Generation Squeeze

Over the past several years the Millennial generation has been squeezed from two directions: On one side, ever rising college costs have pushed enormous amounts of debt onto young adults, and on the other, the recession, and subsequently weak recovery, has prevented young graduates from earning a paycheck sufficient to survive on their own, much less pay down their debt.

Sadly, neither of those factors appears to be getting better any time soon. As Sean Braswell writes for Ozymandias:

[A]ccording to an analyis of 2011 College Board data by the Daily, tuition and fees for a graduate of the class of 2034 will top $288,000 (in today’s dollars) at an average-priced four-year private college and $123,000 at an average-priced public college.

This represents an increase of 111 percent and 167 percent, respectively, on what the class of 2012 paid in tuition. And even though most parents on average only wind up paying about 45 percent of the sticker price — thanks to grants, scholarships and students’ own contributions – if the sticker shock of paying for a 2030’s education doesn’t make you think twice about having more than one child, then it should.

Even those exorbitant figures probably understate the enormity of the problem considering they are based on the apparently outdated notion of a four year degree. As the American Council of Trustees and Alumni, a top college watchdog, writes: “Six years is the norm used by the U.S. Department of Education,” but “far too many students are now taking five, six and more years to graduate”

There are a number of factors that go into the soaring cost of education. Braswell specifically mentions the soaring number of administrators, whose ranks have swollen 50 percent faster than teachers between 2001 and 2011.

Of course there are other reasons as well. For instance, liberals love to point to the decline in state appropriations for higher education, which is true, but they decline to explain that exploding state Medicaid obligations is the root cause of that decision. And then there’s the competition factor. Sadly, many if not most colleges have stopped competing on the quality of the education they offer and are instead competing on the quality of their amenities. Gyms with new equipment, dining halls with myriad gourmet options, campus buildings designed by en vogue architects and dorms that resemble posh hotels are the metrics of success for all too many colleges today.

But perhaps the biggest problem is the explosion of student loans. Government-subsidized loans, which were at one time designed to make college more affordable, have instead been interpreted by colleges as a blank check to raise costs.

The idea that colleges can blindly raise costs should be anathema to a society, and particularly a generation, that has experienced such economic difficulties over the past several years. As Elizabeth MacDonald writes for Fox Business:

Many college students are increasingly getting priced out of getting the very same skills elected officials in Washington, D.C. have strenuously argued are needed to stop rising pay gaps.

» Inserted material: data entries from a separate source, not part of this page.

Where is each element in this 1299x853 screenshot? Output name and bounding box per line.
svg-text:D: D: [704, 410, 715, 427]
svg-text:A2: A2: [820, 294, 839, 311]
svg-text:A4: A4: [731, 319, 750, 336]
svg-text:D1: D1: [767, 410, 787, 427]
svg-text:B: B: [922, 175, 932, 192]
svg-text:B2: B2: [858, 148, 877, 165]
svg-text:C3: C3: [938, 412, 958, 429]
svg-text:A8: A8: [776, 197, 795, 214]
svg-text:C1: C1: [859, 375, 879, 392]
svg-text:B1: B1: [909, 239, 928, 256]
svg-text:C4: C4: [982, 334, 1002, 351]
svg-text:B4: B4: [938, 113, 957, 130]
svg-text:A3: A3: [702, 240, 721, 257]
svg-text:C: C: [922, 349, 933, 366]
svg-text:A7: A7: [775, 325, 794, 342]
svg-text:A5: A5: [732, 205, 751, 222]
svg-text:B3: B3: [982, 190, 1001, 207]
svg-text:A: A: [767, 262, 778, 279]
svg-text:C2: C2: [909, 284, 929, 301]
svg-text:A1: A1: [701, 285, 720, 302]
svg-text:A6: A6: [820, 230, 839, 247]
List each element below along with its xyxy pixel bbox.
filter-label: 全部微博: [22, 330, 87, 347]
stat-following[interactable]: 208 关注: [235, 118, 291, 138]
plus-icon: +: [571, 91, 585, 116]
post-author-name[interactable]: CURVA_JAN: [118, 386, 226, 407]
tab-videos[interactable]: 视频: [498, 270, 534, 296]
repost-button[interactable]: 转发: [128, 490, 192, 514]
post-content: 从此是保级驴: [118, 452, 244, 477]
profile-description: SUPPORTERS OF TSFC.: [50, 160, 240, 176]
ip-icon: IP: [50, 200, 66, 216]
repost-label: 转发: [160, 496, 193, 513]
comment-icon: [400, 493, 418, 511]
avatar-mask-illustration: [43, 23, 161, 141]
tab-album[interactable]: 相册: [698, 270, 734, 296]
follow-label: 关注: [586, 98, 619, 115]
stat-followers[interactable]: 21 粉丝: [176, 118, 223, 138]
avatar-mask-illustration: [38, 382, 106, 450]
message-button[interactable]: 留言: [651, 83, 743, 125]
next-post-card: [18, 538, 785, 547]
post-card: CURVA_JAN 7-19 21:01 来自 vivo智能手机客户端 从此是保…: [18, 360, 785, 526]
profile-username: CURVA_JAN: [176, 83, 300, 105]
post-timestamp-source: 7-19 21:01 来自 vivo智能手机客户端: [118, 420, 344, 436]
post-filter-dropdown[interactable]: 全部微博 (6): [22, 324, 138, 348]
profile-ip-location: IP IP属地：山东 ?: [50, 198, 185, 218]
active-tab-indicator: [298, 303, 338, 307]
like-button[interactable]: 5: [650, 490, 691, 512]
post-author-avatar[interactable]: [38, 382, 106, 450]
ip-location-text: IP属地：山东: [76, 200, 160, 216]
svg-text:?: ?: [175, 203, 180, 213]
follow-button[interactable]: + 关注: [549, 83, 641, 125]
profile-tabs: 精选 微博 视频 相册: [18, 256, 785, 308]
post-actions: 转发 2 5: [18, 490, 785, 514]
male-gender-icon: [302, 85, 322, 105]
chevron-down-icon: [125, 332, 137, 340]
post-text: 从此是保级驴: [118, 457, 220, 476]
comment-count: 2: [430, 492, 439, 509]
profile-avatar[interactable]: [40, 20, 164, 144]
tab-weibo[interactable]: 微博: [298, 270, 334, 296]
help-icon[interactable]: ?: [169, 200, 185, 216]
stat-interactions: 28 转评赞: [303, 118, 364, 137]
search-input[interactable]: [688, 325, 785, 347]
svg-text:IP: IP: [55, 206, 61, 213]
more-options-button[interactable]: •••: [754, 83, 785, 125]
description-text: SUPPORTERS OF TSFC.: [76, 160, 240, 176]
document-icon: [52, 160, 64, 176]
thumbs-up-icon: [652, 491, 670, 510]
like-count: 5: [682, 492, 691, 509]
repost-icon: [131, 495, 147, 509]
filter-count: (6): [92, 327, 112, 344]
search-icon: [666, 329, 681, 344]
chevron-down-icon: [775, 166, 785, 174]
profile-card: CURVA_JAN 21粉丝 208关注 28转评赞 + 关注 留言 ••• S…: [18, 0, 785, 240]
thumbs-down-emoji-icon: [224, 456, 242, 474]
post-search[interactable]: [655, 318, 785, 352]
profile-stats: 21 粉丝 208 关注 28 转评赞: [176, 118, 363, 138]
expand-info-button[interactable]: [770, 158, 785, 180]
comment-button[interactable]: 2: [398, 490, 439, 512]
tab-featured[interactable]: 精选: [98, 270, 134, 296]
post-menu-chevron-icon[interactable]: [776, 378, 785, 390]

Annual private college costs have surged 24% over the last ten years, to $40,917 on average, and are up 37% for public universities, to $18,391, data from the College Board show. At the same time, median U.S. household income has steadily dropped 5.7% from 2003 to 2013.

Meanwhile, student unemployment worsened over the last decade: The 20-to-24-age bracket saw jobless rates rising to 11.1% from 9.5% in 2003, and for 25 and older, it grew a percentage point to 5.6%.

Young adults desperately need both of those trends to change if they’re ever going to dig themselves out of the current economic hole and begin making progress towards the American Dream. But our generation can’t just sit back and wait for change to happen. We have to actively shape our future and that begins by voting in November.